Toute une armée surgit de leurs paroles décousues : des cavaliers, des nègres, des aviateurs, des zouaves, du génie. Il paraît même que la légion en serait, mais cela Bouffioux ne le jurerait pas : c’est le cycliste du trésorier qui l’a entendu dire au téléphone. Enfin, on a tout prévu : les brancardiers pour nous ramasser et les aumôniers pour la messe des morts.

Je suis resté une minute interloqué, mon sourire oublié sur mes lèvres comme un drapeau du 14 juillet qu’on n’aurait pas pensé à décrocher. « Non, il faut encore aller faire les fous dans la plaine ? Eh bien ! vrai… » Et mon sourire s’est décroché tout seul.

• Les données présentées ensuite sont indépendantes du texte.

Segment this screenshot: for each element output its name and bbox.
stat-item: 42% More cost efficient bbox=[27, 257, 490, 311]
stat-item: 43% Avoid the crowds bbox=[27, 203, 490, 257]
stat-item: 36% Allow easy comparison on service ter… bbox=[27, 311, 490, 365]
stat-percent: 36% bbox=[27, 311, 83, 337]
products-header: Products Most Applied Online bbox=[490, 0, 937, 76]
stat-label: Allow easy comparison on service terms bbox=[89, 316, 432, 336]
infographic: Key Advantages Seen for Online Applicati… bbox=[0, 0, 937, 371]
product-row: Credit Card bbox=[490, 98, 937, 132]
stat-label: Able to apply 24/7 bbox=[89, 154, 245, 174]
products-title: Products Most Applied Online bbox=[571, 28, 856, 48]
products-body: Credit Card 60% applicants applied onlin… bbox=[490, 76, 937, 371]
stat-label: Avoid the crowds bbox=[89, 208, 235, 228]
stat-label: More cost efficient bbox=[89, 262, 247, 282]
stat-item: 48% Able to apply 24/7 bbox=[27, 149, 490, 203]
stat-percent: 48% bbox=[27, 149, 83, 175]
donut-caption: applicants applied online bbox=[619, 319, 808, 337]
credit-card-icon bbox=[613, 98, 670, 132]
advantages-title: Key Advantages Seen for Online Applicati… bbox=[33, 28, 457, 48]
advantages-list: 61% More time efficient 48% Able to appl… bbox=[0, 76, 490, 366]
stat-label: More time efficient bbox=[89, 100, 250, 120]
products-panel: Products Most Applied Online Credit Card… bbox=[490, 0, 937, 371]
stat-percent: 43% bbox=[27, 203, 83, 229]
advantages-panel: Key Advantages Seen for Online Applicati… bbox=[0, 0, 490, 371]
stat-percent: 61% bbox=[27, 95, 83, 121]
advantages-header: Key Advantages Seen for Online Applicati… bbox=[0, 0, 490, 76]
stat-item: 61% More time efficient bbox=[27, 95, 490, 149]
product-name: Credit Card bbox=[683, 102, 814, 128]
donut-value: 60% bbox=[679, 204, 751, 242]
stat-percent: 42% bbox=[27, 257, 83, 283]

Les camarades non plus ne rient pas : rien qu’en tournant la tête, ils pourraient voir, par le créneau, ceux de la dernière attaque, restés couchés dans l’herbe haute. Aucun ne sort un médaillon de sa poche pour l’embrasser furtivement, aucun non plus ne s’écrie, comme dans les contes : « Enfin ! On va sortir des trous ! » Comme mot historique, Sulphart dit simplement : « Ah ! les tantes… » et sans savoir lui-même à qui s’adresse le compliment.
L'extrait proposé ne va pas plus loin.